‘Back door’ hires at the most senior levels of government happened under Chief Executive Charlie Parker’s watch, it has been confirmed, as officials denied foul play.
The Jersey Appointments Commission (JAC) expressed concerns that corners had been cut in processes designed ensure the government’s most highly paid staff are recruited fairly, and that some departments had not committed to spot checks and audits.
In a critical report published earlier this month, they further explained that the States Employment Board (SEB) – a panel of politicians tasked with reviewing public sector recruitment – had not been made aware of all the appointments they should have scrutinised.

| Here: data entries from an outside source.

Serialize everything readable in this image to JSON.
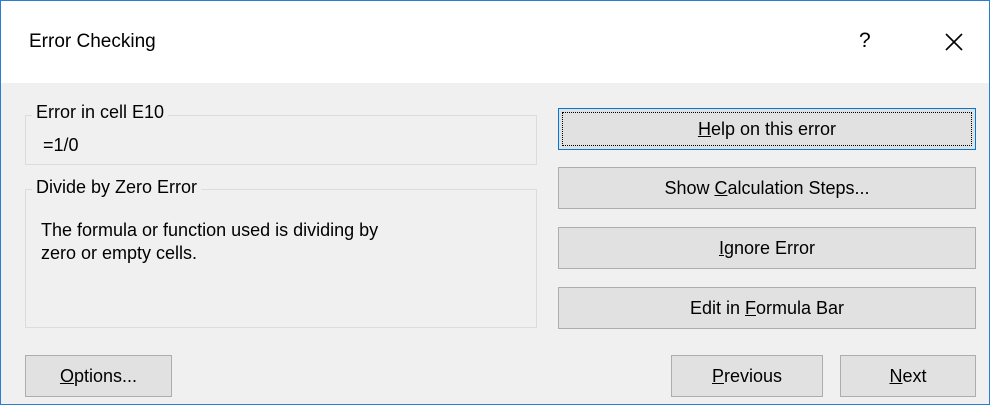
{
  "dialog": {
    "title": "Error Checking",
    "help_glyph": "?",
    "close_glyph": "×"
  },
  "error_group": {
    "label": "Error in cell E10",
    "formula": "=1/0"
  },
  "description_group": {
    "label": "Divide by Zero Error",
    "line1": "The formula or function used is dividing by",
    "line2": "zero or empty cells."
  },
  "buttons": {
    "help": {
      "pre": "",
      "key": "H",
      "post": "elp on this error"
    },
    "calc": {
      "pre": "Show ",
      "key": "C",
      "post": "alculation Steps..."
    },
    "ignore": {
      "pre": "",
      "key": "I",
      "post": "gnore Error"
    },
    "edit": {
      "pre": "Edit in ",
      "key": "F",
      "post": "ormula Bar"
    },
    "options": {
      "pre": "",
      "key": "O",
      "post": "ptions..."
    },
    "previous": {
      "pre": "",
      "key": "P",
      "post": "revious"
    },
    "next": {
      "pre": "",
      "key": "N",
      "post": "ext"
    }
  }
}
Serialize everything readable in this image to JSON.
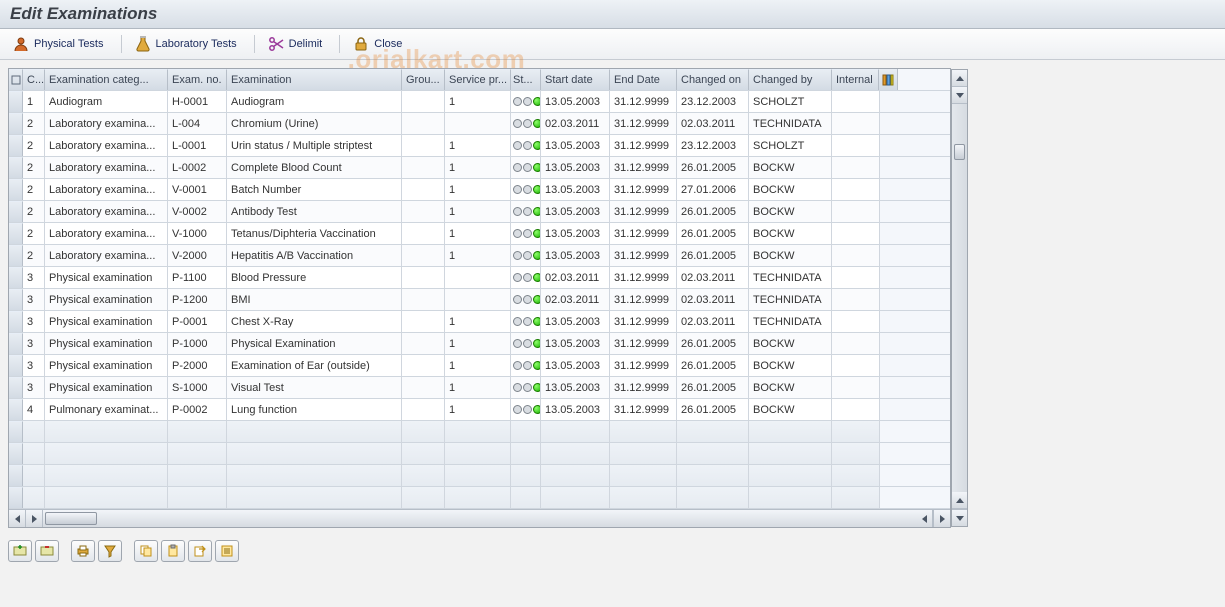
{
  "title": "Edit Examinations",
  "toolbar": {
    "physical": "Physical Tests",
    "laboratory": "Laboratory Tests",
    "delimit": "Delimit",
    "close": "Close"
  },
  "watermark": "_ .orialkart.com",
  "columns": {
    "c": "C...",
    "cat": "Examination categ...",
    "exno": "Exam. no.",
    "exam": "Examination",
    "grp": "Grou...",
    "srv": "Service pr...",
    "st": "St...",
    "sd": "Start date",
    "ed": "End Date",
    "co": "Changed on",
    "cb": "Changed by",
    "int": "Internal"
  },
  "rows": [
    {
      "c": "1",
      "cat": "Audiogram",
      "exno": "H-0001",
      "exam": "Audiogram",
      "grp": "",
      "srv": "1",
      "sd": "13.05.2003",
      "ed": "31.12.9999",
      "co": "23.12.2003",
      "cb": "SCHOLZT",
      "int": ""
    },
    {
      "c": "2",
      "cat": "Laboratory examina...",
      "exno": "L-004",
      "exam": "Chromium (Urine)",
      "grp": "",
      "srv": "",
      "sd": "02.03.2011",
      "ed": "31.12.9999",
      "co": "02.03.2011",
      "cb": "TECHNIDATA",
      "int": ""
    },
    {
      "c": "2",
      "cat": "Laboratory examina...",
      "exno": "L-0001",
      "exam": "Urin status / Multiple striptest",
      "grp": "",
      "srv": "1",
      "sd": "13.05.2003",
      "ed": "31.12.9999",
      "co": "23.12.2003",
      "cb": "SCHOLZT",
      "int": ""
    },
    {
      "c": "2",
      "cat": "Laboratory examina...",
      "exno": "L-0002",
      "exam": "Complete Blood Count",
      "grp": "",
      "srv": "1",
      "sd": "13.05.2003",
      "ed": "31.12.9999",
      "co": "26.01.2005",
      "cb": "BOCKW",
      "int": ""
    },
    {
      "c": "2",
      "cat": "Laboratory examina...",
      "exno": "V-0001",
      "exam": "Batch Number",
      "grp": "",
      "srv": "1",
      "sd": "13.05.2003",
      "ed": "31.12.9999",
      "co": "27.01.2006",
      "cb": "BOCKW",
      "int": ""
    },
    {
      "c": "2",
      "cat": "Laboratory examina...",
      "exno": "V-0002",
      "exam": "Antibody Test",
      "grp": "",
      "srv": "1",
      "sd": "13.05.2003",
      "ed": "31.12.9999",
      "co": "26.01.2005",
      "cb": "BOCKW",
      "int": ""
    },
    {
      "c": "2",
      "cat": "Laboratory examina...",
      "exno": "V-1000",
      "exam": "Tetanus/Diphteria Vaccination",
      "grp": "",
      "srv": "1",
      "sd": "13.05.2003",
      "ed": "31.12.9999",
      "co": "26.01.2005",
      "cb": "BOCKW",
      "int": ""
    },
    {
      "c": "2",
      "cat": "Laboratory examina...",
      "exno": "V-2000",
      "exam": "Hepatitis A/B Vaccination",
      "grp": "",
      "srv": "1",
      "sd": "13.05.2003",
      "ed": "31.12.9999",
      "co": "26.01.2005",
      "cb": "BOCKW",
      "int": ""
    },
    {
      "c": "3",
      "cat": "Physical examination",
      "exno": "P-1100",
      "exam": "Blood Pressure",
      "grp": "",
      "srv": "",
      "sd": "02.03.2011",
      "ed": "31.12.9999",
      "co": "02.03.2011",
      "cb": "TECHNIDATA",
      "int": ""
    },
    {
      "c": "3",
      "cat": "Physical examination",
      "exno": "P-1200",
      "exam": "BMI",
      "grp": "",
      "srv": "",
      "sd": "02.03.2011",
      "ed": "31.12.9999",
      "co": "02.03.2011",
      "cb": "TECHNIDATA",
      "int": ""
    },
    {
      "c": "3",
      "cat": "Physical examination",
      "exno": "P-0001",
      "exam": "Chest X-Ray",
      "grp": "",
      "srv": "1",
      "sd": "13.05.2003",
      "ed": "31.12.9999",
      "co": "02.03.2011",
      "cb": "TECHNIDATA",
      "int": ""
    },
    {
      "c": "3",
      "cat": "Physical examination",
      "exno": "P-1000",
      "exam": "Physical Examination",
      "grp": "",
      "srv": "1",
      "sd": "13.05.2003",
      "ed": "31.12.9999",
      "co": "26.01.2005",
      "cb": "BOCKW",
      "int": ""
    },
    {
      "c": "3",
      "cat": "Physical examination",
      "exno": "P-2000",
      "exam": "Examination of Ear (outside)",
      "grp": "",
      "srv": "1",
      "sd": "13.05.2003",
      "ed": "31.12.9999",
      "co": "26.01.2005",
      "cb": "BOCKW",
      "int": ""
    },
    {
      "c": "3",
      "cat": "Physical examination",
      "exno": "S-1000",
      "exam": "Visual Test",
      "grp": "",
      "srv": "1",
      "sd": "13.05.2003",
      "ed": "31.12.9999",
      "co": "26.01.2005",
      "cb": "BOCKW",
      "int": ""
    },
    {
      "c": "4",
      "cat": "Pulmonary examinat...",
      "exno": "P-0002",
      "exam": "Lung function",
      "grp": "",
      "srv": "1",
      "sd": "13.05.2003",
      "ed": "31.12.9999",
      "co": "26.01.2005",
      "cb": "BOCKW",
      "int": ""
    }
  ],
  "empty_rows": 4
}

The report explained that the processes appeared to have not been followed for reasons of “expediency”.
Pictured: The JAC's report said government departments had been using an "‘expediency’ back door route" rather than a robust recruitment process.
Just days after the report’s publication, Express asked Chief Executive Charlie Parker whether he was aware of the failure to follow process at the time.

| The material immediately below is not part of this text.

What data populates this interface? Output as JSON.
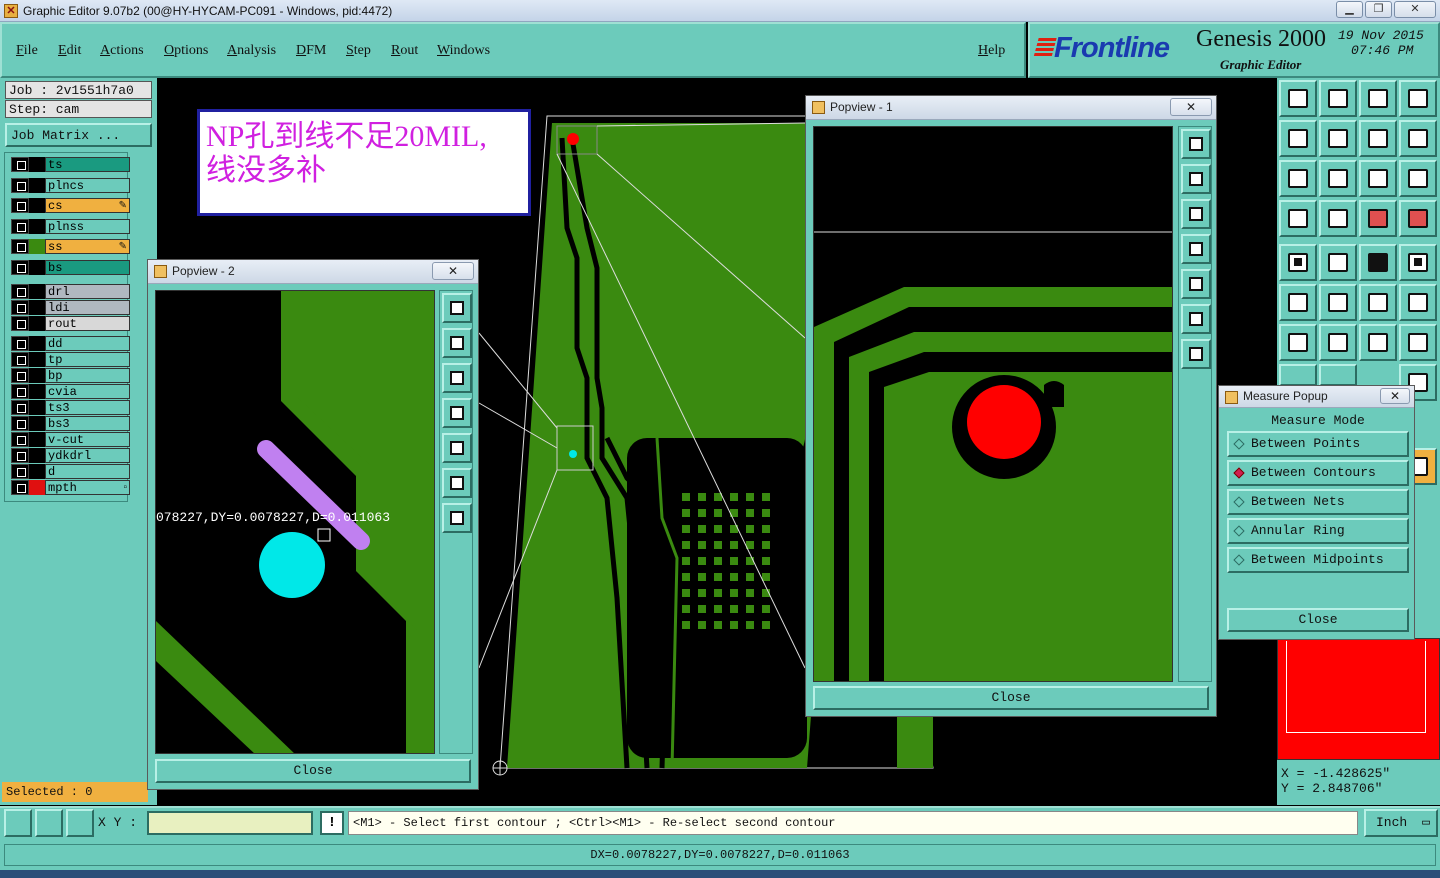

Mr Parker declined to comment on his own involvement, but maintained that the JAC report was only referring to “some exceptions” and that he was “pretty confident” no other appointments would “pass through the net”.
But now it’s been confirmed that Mr Parker was informed of the intention to deviate from official procedures.

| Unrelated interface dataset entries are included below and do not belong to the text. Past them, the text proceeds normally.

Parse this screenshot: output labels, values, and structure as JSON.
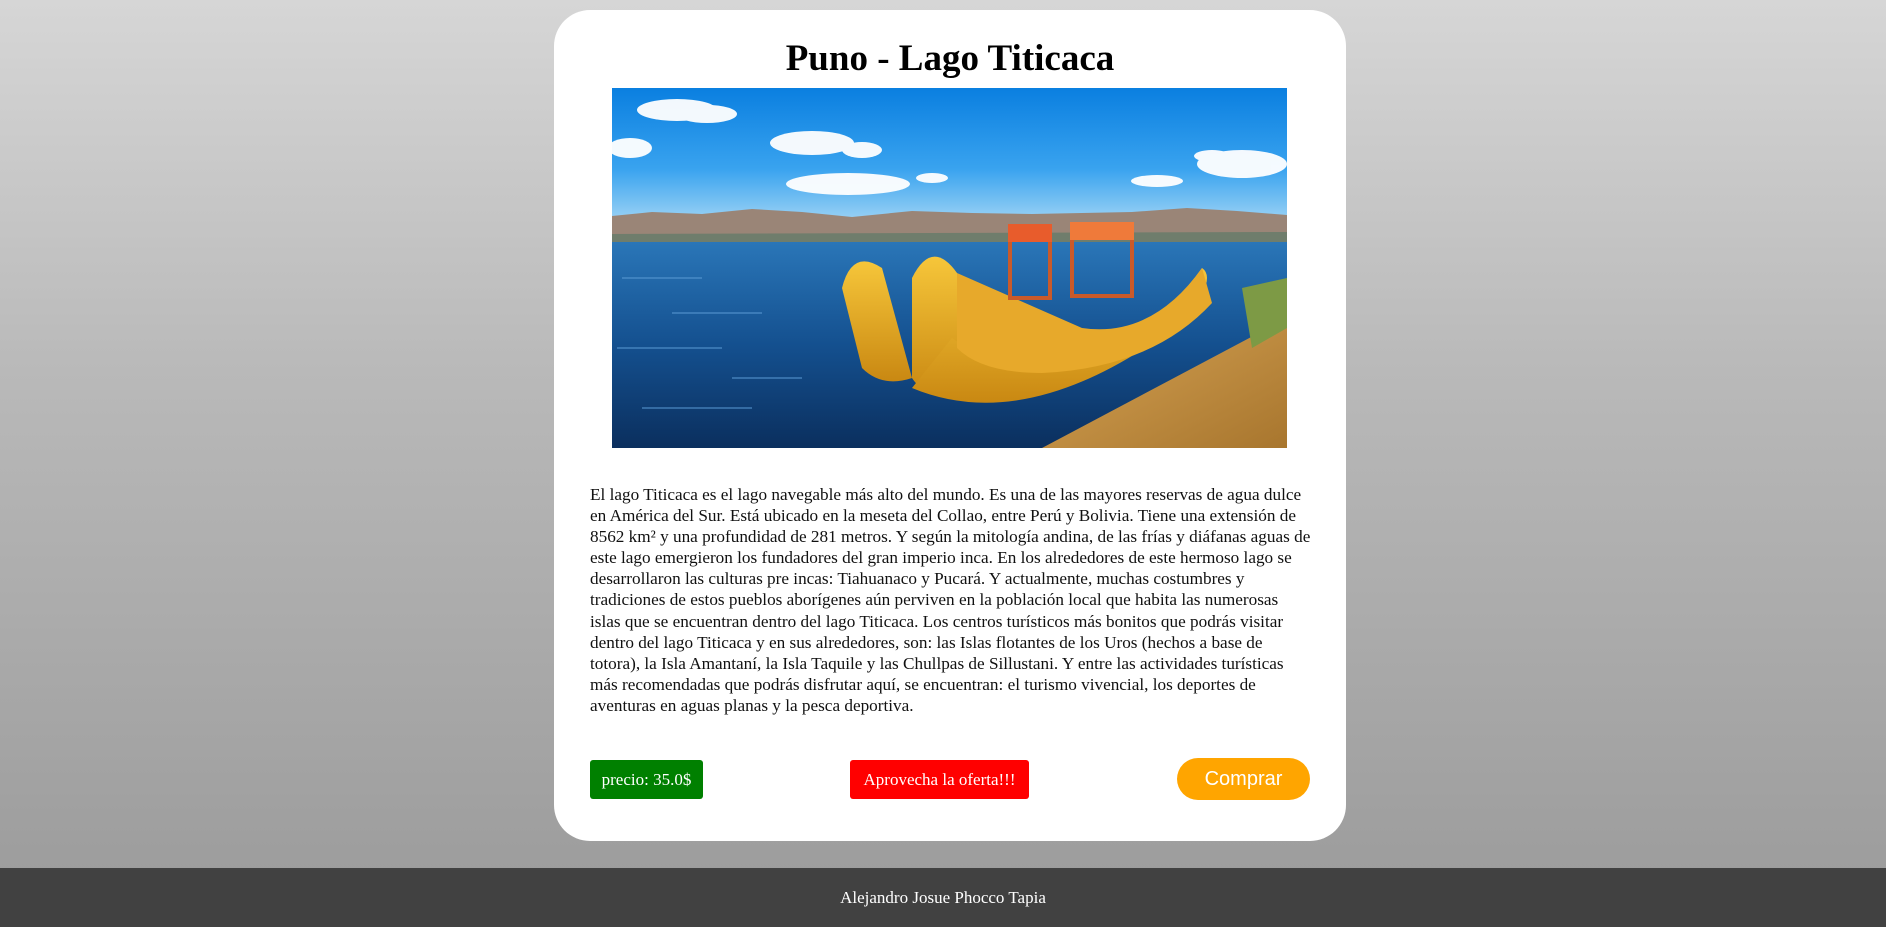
{
  "card": {
    "title": "Puno - Lago Titicaca",
    "image_subject": "reed-boat-on-lake-titicaca",
    "description": "El lago Titicaca es el lago navegable más alto del mundo. Es una de las mayores reservas de agua dulce en América del Sur. Está ubicado en la meseta del Collao, entre Perú y Bolivia. Tiene una extensión de 8562 km² y una profundidad de 281 metros. Y según la mitología andina, de las frías y diáfanas aguas de este lago emergieron los fundadores del gran imperio inca. En los alrededores de este hermoso lago se desarrollaron las culturas pre incas: Tiahuanaco y Pucará. Y actualmente, muchas costumbres y tradiciones de estos pueblos aborígenes aún perviven en la población local que habita las numerosas islas que se encuentran dentro del lago Titicaca. Los centros turísticos más bonitos que podrás visitar dentro del lago Titicaca y en sus alrededores, son: las Islas flotantes de los Uros (hechos a base de totora), la Isla Amantaní, la Isla Taquile y las Chullpas de Sillustani. Y entre las actividades turísticas más recomendadas que podrás disfrutar aquí, se encuentran: el turismo vivencial, los deportes de aventuras en aguas planas y la pesca deportiva.",
    "price_label": "precio: 35.0$",
    "offer_label": "Aprovecha la oferta!!!",
    "buy_label": "Comprar"
  },
  "footer": {
    "author": "Alejandro Josue Phocco Tapia"
  },
  "colors": {
    "price_bg": "#008000",
    "offer_bg": "#ff0000",
    "buy_bg": "#ffa500",
    "footer_bg": "#414141"
  }
}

“All roles, including exceptions, are approved by the States Employment Board. The chief executive would have been made aware in advance of the request of the SEB to consider exceptions,” a spokesperson said.
The JAC's report came after questions were raised in the public and political ranks about interim staff employed as part of the 'OneGov' change regime being taken on as full-time employees.
Video: Mr Parker responds to Express's questions about the JAC report around 55 minutes into the press conference.
The spokesperson confirmed that one of the exceptions was the new Chair of Andium Homes, while the others “relate to instances such as converting day-rate interims onto the payroll where this presents better value for money or control of the work they are undertaking”.
They further explained: “The exception occurs where there has been a market search and no alternative candidates for a competitive process or, where the work is so critical that it requires continuity from an individual.”
The spokesperson added that the exceptions were not a suggestion of any foul play with regards to recruitment, saying: “Exceptions are about demonstrating the need not to follow the full process, it does not infer that the exceptions were sought to circumvent process.
“Where exceptions are considered, a longer-term view of recruiting to the role, or time-limiting the role must be demonstrated.”
The issue of appointments within the senior ranks of government is due to be investigated further by a panel of politicians.
Constable Karen Shenton-Stone, Chair of the OneGov review panel, commented: "We would like to thank the Jersey Appointments Commission for their work, and express our disappointment with the government's failure to follow established protocols for all recruitments and to use good recruitment statistics."
The Chair of the One Gov Review Panel has released a statement following the publication of the Jersey Appointments Commission's Annual Report.— States Assembly (@StatesAssembly) April 20, 2020
Read the Commission's report here: https://t.co/O7bPNQRhqx
She continued: "We will be investigating these issues and look forward to working with all relevant parties."